The Munich Security Conference from 13 to 15 February heard several European leaders talk about increasing the role of nuclear weapons in their military strategies, with only the Spanish Prime Minister rejecting this.
ICAN’s Executive Director, Melissa Parke, was also at the conference and in meetings with governments and others, made the case that more nuclear weapons threaten the people of Europe and cannot protect them.
Here, she tells us what she took away from the conference.
The UN was established to ‘save succeeding generations from the scourge of war’. Yet, we find ourselves 80 years later closer to global war than we have been in decades. A global war in the nuclear age will likely bring about the end of all complex life on earth.

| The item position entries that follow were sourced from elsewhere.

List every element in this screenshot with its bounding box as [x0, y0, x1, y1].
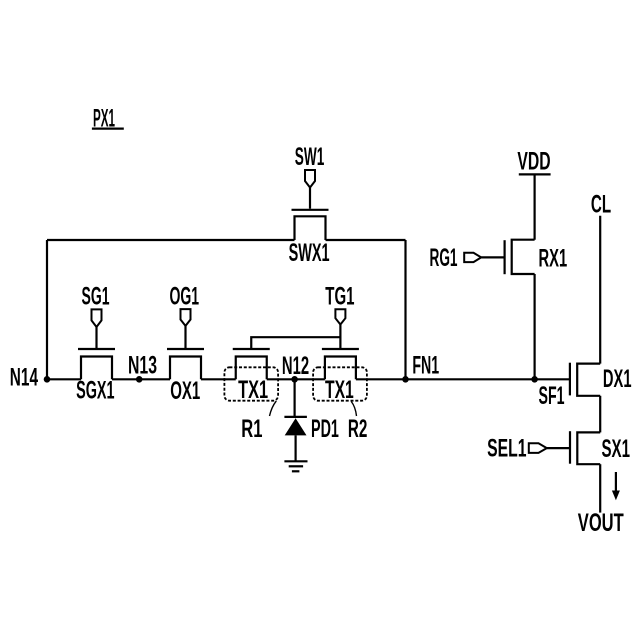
wire N14 to SGX1 — [47, 378, 81, 380]
svg-text:RG1: RG1 — [430, 244, 458, 272]
svg-text:VOUT: VOUT — [578, 509, 624, 537]
svg-text:SGX1: SGX1 — [76, 377, 114, 405]
svg-text:CL: CL — [591, 190, 611, 218]
transistor RX1 channel — [512, 240, 535, 274]
terminal TG1 pentagon — [335, 309, 345, 324]
svg-text:DX1: DX1 — [603, 365, 632, 393]
transistor OX1 gate bar — [167, 348, 204, 350]
svg-text:TG1: TG1 — [325, 283, 354, 311]
node FN1 junction dot — [402, 376, 409, 383]
wire right vertical (down to FN1) — [404, 240, 406, 379]
wire CL vertical — [599, 216, 601, 364]
svg-text:OX1: OX1 — [170, 377, 200, 405]
node SF1 junction dot — [531, 376, 538, 383]
svg-text:RX1: RX1 — [539, 245, 568, 273]
terminal SG1 pentagon — [92, 309, 102, 327]
wire top-left horizontal — [47, 239, 295, 241]
svg-text:SWX1: SWX1 — [289, 239, 330, 267]
transistor TX1 right channel — [325, 357, 356, 380]
wire OG1 gate stem — [184, 326, 186, 348]
transistor TX1 left channel — [236, 357, 267, 380]
photodiode PD1 triangle — [285, 418, 307, 435]
wire PD1 anode stem — [294, 379, 296, 417]
svg-text:OG1: OG1 — [170, 283, 200, 311]
wire TX1 left to TX1 right (through N12) — [267, 378, 325, 380]
transistor SWX1 channel — [295, 216, 326, 240]
transistor SGX1 channel — [81, 357, 112, 380]
transistor RX1 gate bar — [504, 240, 506, 274]
transistor OX1 channel — [170, 357, 201, 380]
svg-text:VDD: VDD — [517, 147, 550, 175]
wire VDD to RX1 drain — [533, 174, 535, 239]
svg-text:N14: N14 — [10, 364, 38, 392]
svg-text:SEL1: SEL1 — [487, 435, 526, 463]
transistor TX1 right gate bar — [322, 348, 359, 350]
svg-text:SF1: SF1 — [539, 382, 565, 410]
arrow head VOUT — [612, 491, 620, 501]
wire TX1 right to DX1 gate (through FN1, SF1) — [356, 378, 570, 380]
wire RX1 source to SF1 — [533, 274, 535, 379]
svg-text:TX1: TX1 — [238, 376, 268, 404]
power VDD underline — [519, 173, 551, 175]
transistor SGX1 gate bar — [78, 348, 115, 350]
svg-text:PD1: PD1 — [311, 415, 339, 443]
box R1 dashed region around left TX1 — [224, 367, 278, 400]
node N13 junction dot — [136, 376, 143, 383]
leader R1 — [270, 401, 277, 416]
svg-text:TX1: TX1 — [325, 376, 354, 404]
wire RG1 gate lead — [481, 256, 503, 258]
transistor DX1 gate bar — [569, 363, 571, 396]
node N14 junction dot — [44, 376, 51, 383]
wire SGX1 to OX1 (through N13) — [112, 378, 170, 380]
wire TG1 branch to left gate — [251, 337, 340, 348]
wire TG1 gate stem — [339, 325, 341, 349]
wire SX1 source output — [599, 464, 601, 512]
terminal RG1 pentagon — [464, 253, 481, 262]
svg-text:FN1: FN1 — [412, 351, 439, 379]
wire left vertical (N14 up) — [46, 240, 48, 379]
transistor TX1 left gate bar — [233, 348, 270, 350]
svg-text:SW1: SW1 — [295, 143, 325, 171]
svg-text:N12: N12 — [282, 352, 309, 380]
label PX1 underline — [92, 128, 124, 130]
terminal OG1 pentagon — [181, 309, 191, 326]
leader R2 — [351, 402, 356, 417]
svg-text:R2: R2 — [348, 415, 368, 443]
terminal SW1 pentagon — [305, 170, 315, 188]
node N12 junction dot — [291, 376, 298, 383]
wire SEL1 gate lead — [547, 447, 569, 449]
wire PD1 to ground — [295, 435, 297, 461]
transistor SWX1 gate bar — [292, 209, 329, 211]
transistor DX1 channel — [577, 364, 600, 396]
wire DX1 to SX1 — [599, 396, 601, 433]
svg-text:R1: R1 — [241, 415, 262, 443]
svg-text:SX1: SX1 — [602, 435, 631, 463]
capacitor-bar: PD1 cathode bar — [284, 416, 307, 418]
wire OX1 to TX1 left — [201, 378, 236, 380]
wire SG1 gate stem — [95, 327, 97, 348]
box R2 dashed region around right TX1 — [313, 367, 367, 400]
svg-text:SG1: SG1 — [82, 283, 110, 311]
transistor SX1 gate bar — [569, 431, 571, 464]
svg-text:N13: N13 — [128, 352, 157, 380]
transistor SX1 channel — [577, 432, 600, 464]
terminal SEL1 pentagon — [529, 443, 547, 453]
wire SW1 gate stem — [309, 188, 311, 209]
wire top-right horizontal — [326, 239, 406, 241]
ground — [284, 460, 307, 462]
wire VOUT arrow shaft — [615, 472, 617, 491]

As I just witnessed at the 2026 Munich Security Conference, the hawkish politicians, military planners, arms manufacturers, conservative think tankers (more tank than think) and defence journalists advocating confrontation, militarisation and nuclear weapons proliferation live in an elite echo chamber where nuclear deterrence has been elevated from a theory to a cult-like ideology, and its failure can never be contemplated.
There was a giant poster ad from the German defence technology company Helsing on a building opposite the MSC venue showing a stealth bomber on the tarmac, with missiles and drones lined up beside it. The headline said: ‘WE GOT THIS".
Melissa Parke with Lebanese Prime Minister, Nawaf Salam and with with Rwandan Interior Minister, Vincent Biruta.
Given the historical record, it should not be necessary to say that the supposedly responsible management of genocidal capability has always been an illusion.
We know nuclear deterrence has failed many times in the past and humanity has survived only due to luck or an individual’s restraint. The so-called ‘modernisation’ of nuclear weapons, which is compressing decision times and increasing ambiguity, makes a catastrophic failure more likely. It also signals the normalisation of perpetual nuclear threat and the diversion of vast resources from constructive potential to destructive capacity, a grave injustice against current and future generations.
In Munich, Germany’s Chancellor, Friedrich Merz, for instance, emphasised the need for Europe to rethink defence and not rely solely on the U.S., indicating a tone of urgency and readiness for military action. President Macron of France confirmed he has been in discussions with Mr Merz on using French nuclear weapons to defend Germany and other European countries.
In contrast, a more hopeful tone was provided by Spain’s Prime Minister, Pedro Sánchez, who explicitly warned against nuclear rearmament and framed military escalation as dangerous rather than reassuring. He argued that massive spending on nuclear arsenals won’t stop threats like Putin’s aggression and urged restraint. Sánchez called for a “moral rearmament” focused on strengthening values and collective European security rather than piling up weapons, pushing for a true European army and greater strategic autonomy without sliding into new arms races.
Fortunately, globally, the pro-deterrence view is a minority view. Because of powerful voices of people at the frontlines across the globe, we now have the UN Treaty on the Prohibition of Nuclear Weapons (TPNW) that provides a pathway under international law for nuclear-armed states to disarm in a timebound verifiable manner, and that will support communities and environments harmed by nuclear weapons. More than half the world's governments have already signed up to the TPNW and more will be joining in the near future.
While I did not have the opportunity to meet PM Sanchez in Munich, I did meet with other political leaders who support the TPNW. This bodes well for our universalisation efforts in the lead up to the TPNW Review Conference at the end of November.
I also had an ally at the MSC in Dr Inga Blum, Co-President of IPPNW, with whom I joined in meeting other supporters of the TPNW, including the wonderful Mary Robinson and Helen Clarke of The Elders, and in asking uncomfortable questions to others at various MSC events.

Our 2017 Nobel Peace Prize-winning campaign at ICAN, which IPPNW is part of, is working with governments, the UN, ICRC, parliamentarians, scientists, cities, financial institutions, academics, affected communities, and artists to build the global coalition for nuclear disarmament and turn the tide against war. War is not inevitable. It is a choice.
Overall, it was unsettling to see the European security elite shift towards nuclear weapons, but also hopeful that there remains significant resistance to this discourse from some European countries and among the public, and of course from the majority of the world’s countries that have joined the TPNW.
Author Yuval Noah Harari talks about the power of human imagination to redirect our ingenuity from self-destruction to self-creation. The TPNW is an example of such self-creation, where most nations are choosing dialogue over confrontation, diplomacy over militarisation and disarmament over proliferation. This is the opportunity for humanity to avoid self-destruction and create a new future that respects the earth and each other.